Study says aquaculture likely driving wild salmon extinction in Newfoundland

By Sarah Smellie, The Canadian Press

ST. JOHN’S, N.L. — A new study shows an Atlantic salmon population in southern Newfoundland is disappearing, and it says nearby aquaculture operations are likely to blame.

The report published last month in the journal Reviews in Fisheries Science and Aquaculture concludes that though climate change and predation also have negative impacts, the effects of aquaculture operations near the Conne River are the most significant probable factor pushing the local wild salmon population toward extinction. 

“These impacts will likely increase as populations decline toward local extirpation,” the study said. 

The authors — eight researchers from the federal Fisheries Department — say that as Newfoundland and Labrador plans to expand its aquaculture industry, more studies are needed to determine how climate change, sea lice and disease will impact threatened or endangered wild salmon.

The Conne River feeds into the Bay d’Espoir, along Newfoundland’s south coast. Salmon farming in the Bay d’ Espoir began in the 1980s. The industry is often celebrated by the provincial government for restoring the economy in the remote area after the commercial cod fishery was shut down in 1992 because of species collapse.

The local wild salmon population shrank by 92 per cent between 1986 and 2022, according to figures in the report.

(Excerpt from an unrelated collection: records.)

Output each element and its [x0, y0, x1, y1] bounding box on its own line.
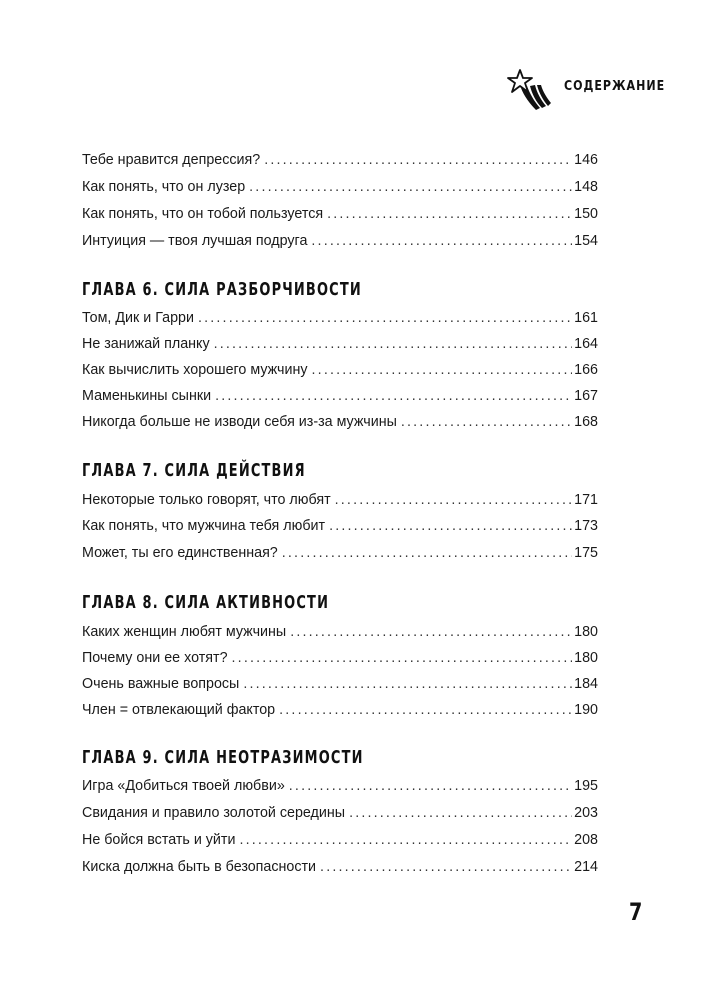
toc-entry[interactable] — [82, 231, 598, 251]
dot-leader — [329, 516, 572, 536]
header-title: СОДЕРЖАНИЕ — [564, 78, 666, 94]
toc-entry-page: 148 — [574, 179, 598, 195]
toc-entry-page: 168 — [574, 414, 598, 430]
running-header — [506, 66, 666, 114]
toc-entry[interactable] — [82, 622, 598, 642]
toc-entry-page: 150 — [574, 206, 598, 222]
toc-entry[interactable] — [82, 177, 598, 197]
dot-leader — [243, 674, 572, 694]
toc-entry-page: 180 — [574, 624, 598, 640]
toc-entry-page: 195 — [574, 778, 598, 794]
toc-entry-title: Как понять, что он лузер — [82, 179, 246, 195]
toc-entry-title: Свидания и правило золотой середины — [82, 805, 346, 821]
toc-entry-title: Может, ты его единственная? — [82, 545, 278, 561]
dot-leader — [279, 700, 572, 720]
toc-entry-title: Не занижай планку — [82, 336, 210, 352]
page-number: 7 — [629, 898, 643, 926]
toc-entry[interactable] — [82, 674, 598, 694]
dot-leader — [401, 412, 572, 432]
toc-entry-title: Никогда больше не изводи себя из-за мужчины — [82, 414, 397, 430]
dot-leader — [320, 857, 572, 877]
toc-entry-title: Как понять, что мужчина тебя любит — [82, 518, 326, 534]
toc-entry[interactable] — [82, 516, 598, 536]
toc-entry-title: Тебе нравится депрессия? — [82, 152, 261, 168]
toc-entry-page: 214 — [574, 859, 598, 875]
toc-entry[interactable] — [82, 360, 598, 380]
dot-leader — [282, 543, 572, 563]
toc-entry[interactable] — [82, 648, 598, 668]
toc-entry-page: 175 — [574, 545, 598, 561]
toc-entry[interactable] — [82, 150, 598, 170]
toc-entry-title: Том, Дик и Гарри — [82, 310, 194, 326]
toc-entry[interactable] — [82, 490, 598, 510]
toc-entry-title: Некоторые только говорят, что любят — [82, 492, 331, 508]
toc-entry[interactable] — [82, 700, 598, 720]
toc-entry-page: 161 — [574, 310, 598, 326]
chapter-heading[interactable]: ГЛАВА 7. СИЛА ДЕЙСТВИЯ — [82, 461, 306, 481]
toc-entry-page: 190 — [574, 702, 598, 718]
dot-leader — [349, 803, 572, 823]
toc-entry-page: 166 — [574, 362, 598, 378]
dot-leader — [239, 830, 572, 850]
toc-entry-title: Очень важные вопросы — [82, 676, 240, 692]
toc-entry-title: Интуиция — твоя лучшая подруга — [82, 233, 308, 249]
toc-entry-title: Маменькины сынки — [82, 388, 212, 404]
dot-leader — [289, 776, 572, 796]
dot-leader — [312, 360, 573, 380]
toc-entry-title: Игра «Добиться твоей любви» — [82, 778, 285, 794]
toc-entry[interactable] — [82, 543, 598, 563]
toc-entry-page: 173 — [574, 518, 598, 534]
toc-entry[interactable] — [82, 857, 598, 877]
chapter-heading[interactable]: ГЛАВА 6. СИЛА РАЗБОРЧИВОСТИ — [82, 280, 362, 300]
toc-entry-page: 146 — [574, 152, 598, 168]
toc-entry-title: Не бойся встать и уйти — [82, 832, 236, 848]
dot-leader — [335, 490, 573, 510]
toc-entry-page: 208 — [574, 832, 598, 848]
toc-entry[interactable] — [82, 803, 598, 823]
toc-entry-page: 164 — [574, 336, 598, 352]
dot-leader — [215, 386, 572, 406]
dot-leader — [290, 622, 572, 642]
dot-leader — [327, 204, 572, 224]
toc-entry[interactable] — [82, 204, 598, 224]
toc-entry[interactable] — [82, 830, 598, 850]
toc-entry[interactable] — [82, 334, 598, 354]
toc-entry-page: 203 — [574, 805, 598, 821]
shooting-star-icon — [506, 66, 558, 114]
toc-entry-page: 180 — [574, 650, 598, 666]
toc-entry-title: Киска должна быть в безопасности — [82, 859, 317, 875]
toc-entry[interactable] — [82, 308, 598, 328]
toc-entry-title: Член = отвлекающий фактор — [82, 702, 276, 718]
dot-leader — [232, 648, 573, 668]
toc-entry[interactable] — [82, 412, 598, 432]
toc-entry-title: Как понять, что он тобой пользуется — [82, 206, 324, 222]
toc-entry[interactable] — [82, 386, 598, 406]
toc-entry-title: Каких женщин любят мужчины — [82, 624, 287, 640]
chapter-heading[interactable]: ГЛАВА 9. СИЛА НЕОТРАЗИМОСТИ — [82, 748, 364, 768]
dot-leader — [214, 334, 573, 354]
toc-entry-page: 167 — [574, 388, 598, 404]
chapter-heading[interactable]: ГЛАВА 8. СИЛА АКТИВНОСТИ — [82, 593, 330, 613]
dot-leader — [198, 308, 572, 328]
dot-leader — [311, 231, 572, 251]
toc-entry-page: 171 — [574, 492, 598, 508]
toc-entry-title: Почему они ее хотят? — [82, 650, 228, 666]
dot-leader — [249, 177, 572, 197]
toc-entry-page: 184 — [574, 676, 598, 692]
dot-leader — [264, 150, 572, 170]
toc-entry[interactable] — [82, 776, 598, 796]
toc-entry-title: Как вычислить хорошего мужчину — [82, 362, 308, 378]
toc-entry-page: 154 — [574, 233, 598, 249]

Conne River salmon was once an important food source for the Miawpukek First Nation, but it halted its food, social and ceremonial fisheries there in 1998 because of conservation concerns, the report said.

The study uses past reports and data, as well as input from scientists who regularly work in the area, to narrow down a list of more than a dozen possible contributors to the salmon’s demise. It then uses statistical modelling to determine which of those are most likely driving the decline. 

Aquaculture comes out on top, with the report noting that there is ample documentation of wild salmon breeding with escaped farm salmon in the area. Offspring from such hybrids tend to be weaker and to carry genetic mutations that make it harder for the fish to survive. They’re also more likely to spread disease, the study said.

It notes that though there is little data on sea lice in the local wild salmon population, the spread of the tiny marine parasites from aquaculture operations has led to documented declines in wild salmon in Norway, Ireland and Scotland.

Neville Crabbe, with the Atlantic Salmon Federation, said the report provides conclusive evidence that aquaculture is harming wild salmon.

“It pushes the issue from correlation, where we have all of this evidence of declining populations in proximity to the salmon farms, and this is demonstrating direct causation, that those industrial installations are affecting wild salmon and causing very, very significant declines,” he said in an interview.

“It’s a study of one river in one place, but it can be extrapolated out to all of the other places where the industry is occurring in Atlantic Canada.”

Jamie Baker, executive director of the Newfoundland Aquaculture Industry Association, said in an email that the report is based on old data and contributes “nothing new in terms of actual research.”

“It’s an accepted fact that salmon populations across the Atlantic have been in decline for decades, well before salmon farming started,” Baker wrote. “The majority of rivers in Newfoundland and Labrador have seen concerning declines, and they’re nowhere near any farming activity.”

He said he believes climate change and warming oceans are the largest driver of those changes.

The study calls on fisheries managers, the local First Nation and the aquaculture industry to “actively pursue evidence-based research” to figure out how to protect the wild salmon, and to put those measures in place.